Biomembranes are fascinating self-assemblies of lipids, which act as a physical barrier between the inner and outer environment of cells, compartmentalizes the cell, mediates cell signaling and support various proteins that are crucial for a multitude of cellular functions. A large amount of experimental, theoretical and computational studies have been devoted to understanding the biophysical properties of biomembranes. The present special issue includes a collection of seven articles, from leaders in the field, that focus on few structural and thermodynamic aspects of lipid membranes, using a variety of computational and theoretical methods.

This special issue begins with an investigation of factors that control the morphology of membranes through an article, by Ramakrshnan, Tourdot and Radhakrishnan. This article is focused on a set of different theoretical methods for investigating the morphological transitions in lipid membranes as a result of curvature-remodeling proteins or as a result of external forces. Electrostatics plays an important role in determining membrane morphology. This is the subject of the article by Bossa, Brown, Bohinc and May. Here, they present a theory calculating the contribution of electrostatics to the line tension between coexisting domains in multicomponent lipid membranes. This is followed by an article from Brodbek and Schmid, which describes a mean field theory for an investigation of the effect of the interplay between composition and local curvature of lipid membranes on their phase behavior. An outcome of this work is that external tension on the lipid membrane can have an effect on the organization of lipid rafts. Continuing on the theme of morphology of membranes, Ipsen’s article presents a theoretical procedure for the representation of Gaussian models for lipid membranes, as described by triangulated surfaces, with in-plane directional degrees of freedom.
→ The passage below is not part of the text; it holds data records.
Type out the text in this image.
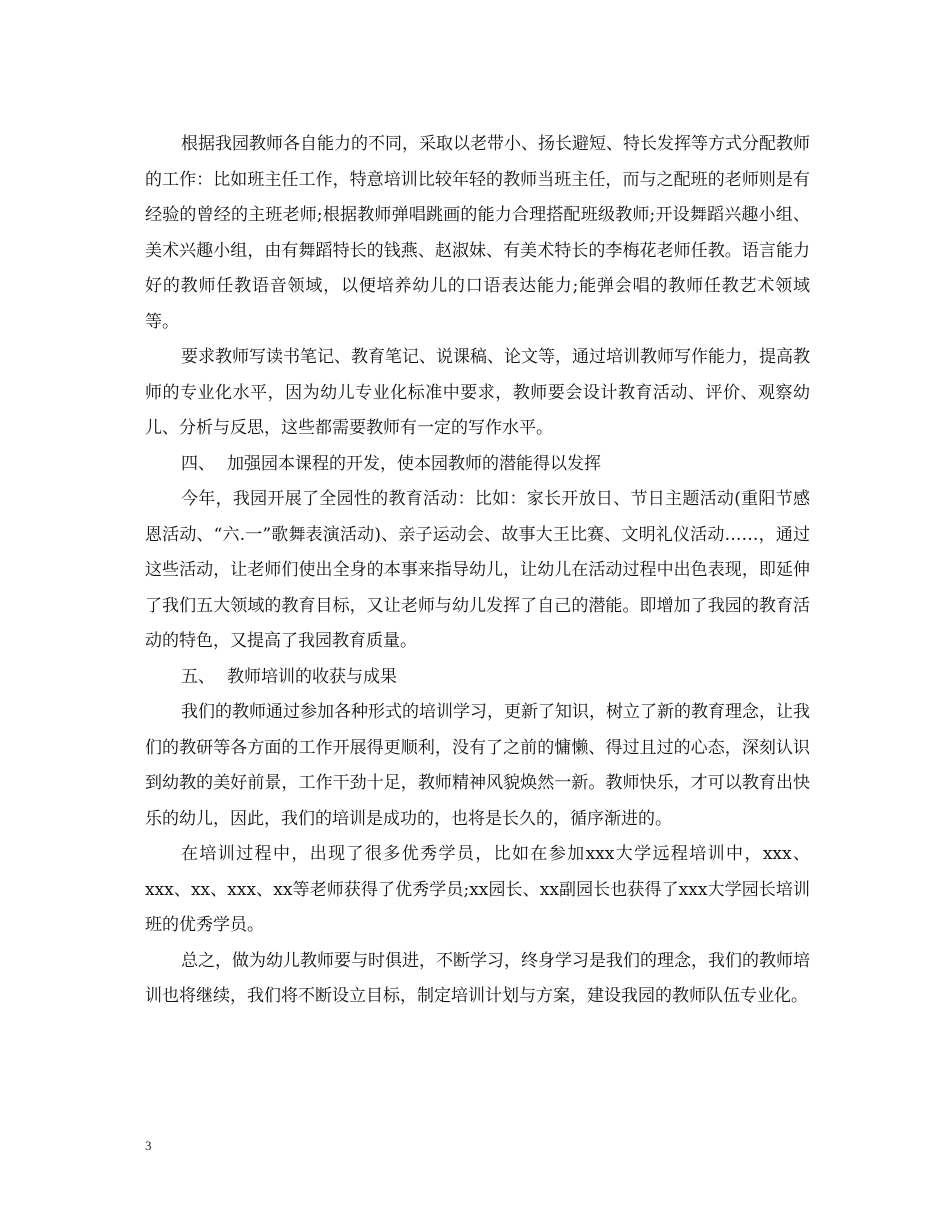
根据我园教师各自能力的不同，采取以老带小、扬长避短、特长发挥等方式分配教师的工作：比如班主任工作，特意培训比较年轻的教师当班主任，而与之配班的老师则是有经验的曾经的主班老师;根据教师弹唱跳画的能力合理搭配班级教师;开设舞蹈兴趣小组、美术兴趣小组，由有舞蹈特长的钱燕、赵淑妹、有美术特长的李梅花老师任教。语言能力好的教师任教语音领域，以便培养幼儿的口语表达能力;能弹会唱的教师任教艺术领域等。

要求教师写读书笔记、教育笔记、说课稿、论文等，通过培训教师写作能力，提高教师的专业化水平，因为幼儿专业化标准中要求，教师要会设计教育活动、评价、观察幼儿、分析与反思，这些都需要教师有一定的写作水平。

四、 加强园本课程的开发，使本园教师的潜能得以发挥

今年，我园开展了全园性的教育活动：比如：家长开放日、节日主题活动(重阳节感恩活动、“六.一”歌舞表演活动)、亲子运动会、故事大王比赛、文明礼仪活动……，通过这些活动，让老师们使出全身的本事来指导幼儿，让幼儿在活动过程中出色表现，即延伸了我们五大领域的教育目标，又让老师与幼儿发挥了自己的潜能。即增加了我园的教育活动的特色，又提高了我园教育质量。

五、 教师培训的收获与成果

我们的教师通过参加各种形式的培训学习，更新了知识，树立了新的教育理念，让我们的教研等各方面的工作开展得更顺利，没有了之前的慵懒、得过且过的心态，深刻认识到幼教的美好前景，工作干劲十足，教师精神风貌焕然一新。教师快乐，才可以教育出快乐的幼儿，因此，我们的培训是成功的，也将是长久的，循序渐进的。

在培训过程中，出现了很多优秀学员，比如在参加xxx大学远程培训中，xxx、xxx、xx、xxx、xx等老师获得了优秀学员;xx园长、xx副园长也获得了xxx大学园长培训班的优秀学员。

总之，做为幼儿教师要与时俱进，不断学习，终身学习是我们的理念，我们的教师培训也将继续，我们将不断设立目标，制定培训计划与方案，建设我园的教师队伍专业化。

3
While the above set of articles are focused on the macroscopic structure of membranes the next two articles focus on mesocale descriptions of membranes. Vanherpe, Kanari, Atenekeng, Palacios, and Shillcock present an approach for the in situ synthesis of polydisperse lipid membranes for coarse-grained simulations with a particular application to a dissipative particle dynamics model for multicomponent membranes. Parisio, Ferrarini and Sperotto’s article reviews the current numerical approaches to investigate flip-flops of various phospholipids and sterols.

The final article explores other forms if lipid assemblies. Penic, Perutkova, Fosnaric and Iglic presented two Monte Carlo approaches for investigating lamellar and inverted hexagonal phases of lipid self-assemblies.

We hope that the readers will find these articles to be enjoyable, useful and enlightening.